Jeudi, des participant.es du Front Antifasciste de Liège ont dénoncé cet alignement derrière les appareils policier et judiciaire, dans une séquence où ceux-ci sont utilisés pour contenir et criminaliser les mobilisations sociales.


Ce samedi 13/12, deux élues PTB ont répondu en maintenant leur vote : "Nous voulons que toute la lumière soit faite sur les événements du XX août." Dans sa clarification, le PTB explique que la plainte viserait à établir les "responsabilités" concernant des policiers blessés, dans un cadre “classique” employeur-employé. Estimant que la justice était déjà saisie de toute façon, et refusant de s’associer à l’instrumentalisation autoritaire du dossier par le MR, ils se sont abstenus.


Le problème est que cette position évacue la question centrale : le rôle de la justice. Dans le rapport de force actuel, non seulement la jutice n'est pas neutre, mais surtout cette plainte ne visera ni le MR, mais bien des manifestant.es, avec tout ce que ça implique en termes de poursuites, de coûts et d’intimidation.


Pensez vous que la justice va procéder autrement ? Ou qu'elle sera neutre lorsqu'il s'agira de défendre le MR contre des étudiant.es ? 

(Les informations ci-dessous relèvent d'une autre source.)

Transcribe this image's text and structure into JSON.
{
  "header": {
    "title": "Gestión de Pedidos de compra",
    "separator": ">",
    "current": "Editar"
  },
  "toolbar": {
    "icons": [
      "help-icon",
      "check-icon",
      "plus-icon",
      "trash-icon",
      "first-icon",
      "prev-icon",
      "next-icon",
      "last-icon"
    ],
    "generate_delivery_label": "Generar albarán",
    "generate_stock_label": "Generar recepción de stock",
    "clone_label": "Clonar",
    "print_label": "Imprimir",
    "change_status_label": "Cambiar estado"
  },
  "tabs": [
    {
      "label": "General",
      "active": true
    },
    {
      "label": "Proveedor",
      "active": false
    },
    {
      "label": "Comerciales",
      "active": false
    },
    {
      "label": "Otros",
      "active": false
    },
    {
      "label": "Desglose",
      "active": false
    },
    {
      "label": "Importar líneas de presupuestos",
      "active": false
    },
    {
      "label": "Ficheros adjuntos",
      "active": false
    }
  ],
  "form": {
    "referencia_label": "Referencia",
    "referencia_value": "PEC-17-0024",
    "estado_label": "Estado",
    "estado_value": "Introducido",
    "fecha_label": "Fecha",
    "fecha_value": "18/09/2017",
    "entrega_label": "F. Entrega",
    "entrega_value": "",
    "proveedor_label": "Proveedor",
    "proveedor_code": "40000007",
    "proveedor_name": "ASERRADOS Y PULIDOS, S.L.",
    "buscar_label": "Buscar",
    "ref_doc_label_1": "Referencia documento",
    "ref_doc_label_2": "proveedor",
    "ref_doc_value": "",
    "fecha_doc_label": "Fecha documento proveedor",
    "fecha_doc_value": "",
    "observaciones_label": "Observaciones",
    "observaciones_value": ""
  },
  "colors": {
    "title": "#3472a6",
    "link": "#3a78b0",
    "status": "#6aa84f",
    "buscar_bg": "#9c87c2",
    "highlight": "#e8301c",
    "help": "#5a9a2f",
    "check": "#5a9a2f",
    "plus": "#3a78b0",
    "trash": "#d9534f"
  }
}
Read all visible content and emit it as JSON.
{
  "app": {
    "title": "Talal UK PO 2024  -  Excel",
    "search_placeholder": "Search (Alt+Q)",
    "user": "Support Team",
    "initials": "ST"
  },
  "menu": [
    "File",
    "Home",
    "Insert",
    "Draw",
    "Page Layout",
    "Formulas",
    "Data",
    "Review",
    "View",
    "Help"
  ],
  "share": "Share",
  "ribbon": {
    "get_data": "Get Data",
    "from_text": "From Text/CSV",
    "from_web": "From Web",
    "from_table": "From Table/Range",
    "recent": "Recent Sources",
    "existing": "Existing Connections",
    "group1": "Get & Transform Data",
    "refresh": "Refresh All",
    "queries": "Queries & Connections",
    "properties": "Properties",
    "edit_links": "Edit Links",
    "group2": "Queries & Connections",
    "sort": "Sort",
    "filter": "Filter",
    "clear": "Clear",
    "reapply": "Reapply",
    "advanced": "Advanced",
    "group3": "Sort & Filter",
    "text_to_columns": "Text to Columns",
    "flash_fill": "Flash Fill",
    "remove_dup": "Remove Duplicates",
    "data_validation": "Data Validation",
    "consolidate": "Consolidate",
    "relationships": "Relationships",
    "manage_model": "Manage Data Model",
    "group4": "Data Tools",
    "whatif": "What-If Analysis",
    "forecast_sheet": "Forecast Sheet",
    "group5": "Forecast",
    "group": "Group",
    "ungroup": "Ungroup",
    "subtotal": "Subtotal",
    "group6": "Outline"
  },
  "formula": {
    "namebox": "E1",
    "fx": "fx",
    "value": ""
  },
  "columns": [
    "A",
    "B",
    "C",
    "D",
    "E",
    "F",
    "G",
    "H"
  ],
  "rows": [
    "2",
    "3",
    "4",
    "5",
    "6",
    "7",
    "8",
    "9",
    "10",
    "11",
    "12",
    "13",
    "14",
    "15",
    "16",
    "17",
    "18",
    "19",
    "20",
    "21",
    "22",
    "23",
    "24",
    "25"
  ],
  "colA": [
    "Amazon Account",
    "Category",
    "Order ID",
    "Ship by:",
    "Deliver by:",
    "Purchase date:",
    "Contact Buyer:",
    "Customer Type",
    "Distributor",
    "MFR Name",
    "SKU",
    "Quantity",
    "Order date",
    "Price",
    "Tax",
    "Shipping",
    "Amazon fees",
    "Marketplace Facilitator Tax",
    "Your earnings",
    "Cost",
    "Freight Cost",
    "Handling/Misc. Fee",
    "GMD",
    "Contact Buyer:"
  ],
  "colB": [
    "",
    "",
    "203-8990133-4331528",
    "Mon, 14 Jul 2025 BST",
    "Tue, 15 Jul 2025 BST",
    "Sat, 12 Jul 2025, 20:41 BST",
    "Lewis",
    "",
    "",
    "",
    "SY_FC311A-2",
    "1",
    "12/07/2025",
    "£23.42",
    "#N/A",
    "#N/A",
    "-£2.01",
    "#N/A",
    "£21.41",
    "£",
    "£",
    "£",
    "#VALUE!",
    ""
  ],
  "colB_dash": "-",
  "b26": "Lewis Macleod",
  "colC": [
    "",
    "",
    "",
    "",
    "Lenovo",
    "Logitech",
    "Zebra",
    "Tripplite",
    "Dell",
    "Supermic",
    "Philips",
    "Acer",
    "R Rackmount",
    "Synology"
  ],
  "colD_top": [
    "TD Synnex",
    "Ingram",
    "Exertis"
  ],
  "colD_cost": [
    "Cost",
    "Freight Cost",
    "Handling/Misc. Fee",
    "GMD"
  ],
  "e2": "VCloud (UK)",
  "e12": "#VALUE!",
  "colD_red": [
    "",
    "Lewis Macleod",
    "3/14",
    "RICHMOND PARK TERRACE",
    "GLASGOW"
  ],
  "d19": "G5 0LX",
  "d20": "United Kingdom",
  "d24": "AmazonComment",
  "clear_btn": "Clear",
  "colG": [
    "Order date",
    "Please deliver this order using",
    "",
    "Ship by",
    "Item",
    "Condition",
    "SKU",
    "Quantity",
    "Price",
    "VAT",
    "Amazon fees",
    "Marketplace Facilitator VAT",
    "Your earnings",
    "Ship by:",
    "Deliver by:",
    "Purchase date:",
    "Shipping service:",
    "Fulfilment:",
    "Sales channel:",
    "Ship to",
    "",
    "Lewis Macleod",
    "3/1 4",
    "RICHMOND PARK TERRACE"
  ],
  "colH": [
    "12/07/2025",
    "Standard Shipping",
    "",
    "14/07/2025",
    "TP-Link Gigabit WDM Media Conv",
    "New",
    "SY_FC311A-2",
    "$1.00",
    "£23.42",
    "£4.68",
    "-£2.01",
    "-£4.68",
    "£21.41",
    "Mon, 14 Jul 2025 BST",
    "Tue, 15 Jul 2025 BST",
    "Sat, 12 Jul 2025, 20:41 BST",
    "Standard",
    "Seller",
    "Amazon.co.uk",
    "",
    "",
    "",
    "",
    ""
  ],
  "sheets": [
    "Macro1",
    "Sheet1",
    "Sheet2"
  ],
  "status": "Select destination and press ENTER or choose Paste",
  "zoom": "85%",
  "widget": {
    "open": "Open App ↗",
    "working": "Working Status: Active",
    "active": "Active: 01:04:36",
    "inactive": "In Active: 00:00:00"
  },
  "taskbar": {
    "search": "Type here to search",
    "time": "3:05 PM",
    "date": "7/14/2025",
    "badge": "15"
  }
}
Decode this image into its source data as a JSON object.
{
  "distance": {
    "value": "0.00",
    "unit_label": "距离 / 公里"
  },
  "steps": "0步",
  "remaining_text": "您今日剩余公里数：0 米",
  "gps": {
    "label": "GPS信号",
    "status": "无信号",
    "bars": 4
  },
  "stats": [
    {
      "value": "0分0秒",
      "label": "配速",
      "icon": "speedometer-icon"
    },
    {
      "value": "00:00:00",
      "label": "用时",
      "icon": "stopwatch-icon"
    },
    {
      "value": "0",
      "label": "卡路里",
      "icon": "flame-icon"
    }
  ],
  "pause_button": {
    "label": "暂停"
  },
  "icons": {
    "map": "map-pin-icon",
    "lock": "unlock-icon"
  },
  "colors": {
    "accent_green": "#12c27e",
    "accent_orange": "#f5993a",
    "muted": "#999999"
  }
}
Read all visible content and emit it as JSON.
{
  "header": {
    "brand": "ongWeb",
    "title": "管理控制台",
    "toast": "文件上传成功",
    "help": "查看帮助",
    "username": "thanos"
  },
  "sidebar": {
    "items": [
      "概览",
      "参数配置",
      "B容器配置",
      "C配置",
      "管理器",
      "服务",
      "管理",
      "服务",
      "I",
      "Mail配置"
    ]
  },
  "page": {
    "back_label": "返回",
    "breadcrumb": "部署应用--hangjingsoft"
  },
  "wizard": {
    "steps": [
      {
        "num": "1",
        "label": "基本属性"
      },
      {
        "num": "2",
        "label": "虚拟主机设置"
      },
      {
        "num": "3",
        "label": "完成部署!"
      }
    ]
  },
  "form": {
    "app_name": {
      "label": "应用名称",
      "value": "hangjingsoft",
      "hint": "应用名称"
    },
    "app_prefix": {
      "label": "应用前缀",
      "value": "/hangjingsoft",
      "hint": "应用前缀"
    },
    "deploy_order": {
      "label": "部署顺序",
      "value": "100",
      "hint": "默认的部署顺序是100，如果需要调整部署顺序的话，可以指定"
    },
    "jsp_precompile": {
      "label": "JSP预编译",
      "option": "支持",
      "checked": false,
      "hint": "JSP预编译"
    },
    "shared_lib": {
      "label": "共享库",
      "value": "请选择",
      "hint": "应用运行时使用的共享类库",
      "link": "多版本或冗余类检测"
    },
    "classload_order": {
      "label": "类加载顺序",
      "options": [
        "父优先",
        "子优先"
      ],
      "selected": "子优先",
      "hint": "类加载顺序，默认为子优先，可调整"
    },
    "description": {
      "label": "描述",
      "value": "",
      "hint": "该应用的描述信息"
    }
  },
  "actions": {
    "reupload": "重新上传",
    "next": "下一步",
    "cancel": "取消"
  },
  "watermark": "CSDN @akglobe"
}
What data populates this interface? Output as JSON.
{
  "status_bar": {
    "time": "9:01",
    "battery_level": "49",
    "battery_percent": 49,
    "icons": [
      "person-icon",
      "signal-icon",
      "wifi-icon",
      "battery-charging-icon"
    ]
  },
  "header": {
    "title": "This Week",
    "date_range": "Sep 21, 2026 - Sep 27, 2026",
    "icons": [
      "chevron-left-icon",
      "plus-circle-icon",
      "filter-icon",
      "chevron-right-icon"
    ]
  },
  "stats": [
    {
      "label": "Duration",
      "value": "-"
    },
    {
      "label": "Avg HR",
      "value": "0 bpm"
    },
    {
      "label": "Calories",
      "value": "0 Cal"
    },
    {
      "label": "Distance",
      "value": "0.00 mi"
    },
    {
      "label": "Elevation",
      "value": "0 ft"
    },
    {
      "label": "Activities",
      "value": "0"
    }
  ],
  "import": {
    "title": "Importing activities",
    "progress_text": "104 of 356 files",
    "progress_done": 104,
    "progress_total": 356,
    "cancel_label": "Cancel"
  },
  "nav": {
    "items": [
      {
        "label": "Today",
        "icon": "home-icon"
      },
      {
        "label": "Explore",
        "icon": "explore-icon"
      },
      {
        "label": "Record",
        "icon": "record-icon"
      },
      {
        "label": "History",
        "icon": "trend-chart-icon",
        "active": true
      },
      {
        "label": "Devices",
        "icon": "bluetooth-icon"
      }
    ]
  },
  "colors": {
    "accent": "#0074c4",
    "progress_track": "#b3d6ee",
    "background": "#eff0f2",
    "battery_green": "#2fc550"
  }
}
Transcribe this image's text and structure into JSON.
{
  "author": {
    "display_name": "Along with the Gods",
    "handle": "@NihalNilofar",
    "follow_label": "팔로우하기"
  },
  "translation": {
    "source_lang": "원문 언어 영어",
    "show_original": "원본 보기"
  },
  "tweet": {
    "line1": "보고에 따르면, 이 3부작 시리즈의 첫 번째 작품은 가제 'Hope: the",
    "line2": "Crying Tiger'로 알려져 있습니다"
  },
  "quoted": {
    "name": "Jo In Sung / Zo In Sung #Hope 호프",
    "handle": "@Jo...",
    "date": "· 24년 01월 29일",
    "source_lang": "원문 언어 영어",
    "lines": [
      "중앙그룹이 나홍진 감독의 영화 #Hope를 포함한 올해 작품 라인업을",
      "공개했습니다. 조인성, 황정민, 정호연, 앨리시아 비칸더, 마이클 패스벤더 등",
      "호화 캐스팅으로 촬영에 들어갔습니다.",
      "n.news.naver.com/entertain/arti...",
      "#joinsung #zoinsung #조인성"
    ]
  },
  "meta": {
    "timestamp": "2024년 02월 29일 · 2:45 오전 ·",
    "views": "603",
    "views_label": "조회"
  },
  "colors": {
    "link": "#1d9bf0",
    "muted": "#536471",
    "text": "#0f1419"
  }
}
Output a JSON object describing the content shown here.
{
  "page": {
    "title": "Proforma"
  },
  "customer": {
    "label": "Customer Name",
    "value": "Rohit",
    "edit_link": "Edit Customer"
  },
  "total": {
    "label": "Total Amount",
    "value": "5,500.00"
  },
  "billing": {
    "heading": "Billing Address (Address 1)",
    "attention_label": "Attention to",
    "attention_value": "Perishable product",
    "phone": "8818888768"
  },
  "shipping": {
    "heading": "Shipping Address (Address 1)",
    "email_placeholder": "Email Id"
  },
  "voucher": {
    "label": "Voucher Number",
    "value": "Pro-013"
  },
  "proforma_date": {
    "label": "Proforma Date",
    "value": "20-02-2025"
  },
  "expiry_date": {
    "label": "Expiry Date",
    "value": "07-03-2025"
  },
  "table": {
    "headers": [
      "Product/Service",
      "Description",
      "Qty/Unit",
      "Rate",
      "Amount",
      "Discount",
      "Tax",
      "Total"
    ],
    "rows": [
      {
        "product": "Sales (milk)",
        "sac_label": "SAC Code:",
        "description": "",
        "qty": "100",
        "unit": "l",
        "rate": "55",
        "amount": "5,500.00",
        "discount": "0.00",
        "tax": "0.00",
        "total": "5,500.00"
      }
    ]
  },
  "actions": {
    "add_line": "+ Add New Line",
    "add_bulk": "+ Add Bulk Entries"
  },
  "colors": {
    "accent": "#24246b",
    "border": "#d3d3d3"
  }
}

Non. Laisser la justice bourgeoise "faire toute la lumière sur les événements" ne peut mener qu'à condamner des jeunes Liégeois.es. C’est là que se situe le désaccord.


La justice n’est pas un arbitre au-dessus de la société : elle est structurée pour protéger l’ordre existant, les intérêts dominants et étouffer celles.eux qui les contestent. La seule "lumière" à trouver dans cette justice, c'est celle d'une lutte inconciliable entre une classe dominante et toutes les autres. C'est regretable que le PTB nie par leur vote ce fondement politique de la gauche.


Ce choix douteux du PTB n'est pas un cas isolé : c'est l'expression d'une stratégie réformiste, qui les enferme dans une respectabilité institutionnelle et empêche toute confrontation avec l'institution policère ou judiciaire. Ici au prix de jeunes militant.es. 


Notre seule issue dans cette percée répressive, c'est la rupture avec le carcan bourgeois : dans les institutions la seule tâche des révolutionnaires est de désarmer l'appareil répressif, soutenir et protéger le mouvement social. Voilà les éléments décisifs du progrès, en présence desquels tout autre obstacle disparaitra.


Et maintenant ?


C'est une erreur politique et c'est là que le débat doit commencer.  La solidarité avec les camarades en lutte doit être le seul mot d'ordre face à cette plainte. Toute condamnation ou abstention nourrit la répression et tire vers le bas l'ensemble du mouvement. 


Le PTB ne peut pas contourner les questions posées par les antifascistes liégeois.es, et il faut se mettre autour de la table pour entamer un vrai front de défense contre la répression.


Nous en profitons pour manifester notre solidarité avec toutes les victimes de violences policières et les camarades traqué.es par la répression à Liège.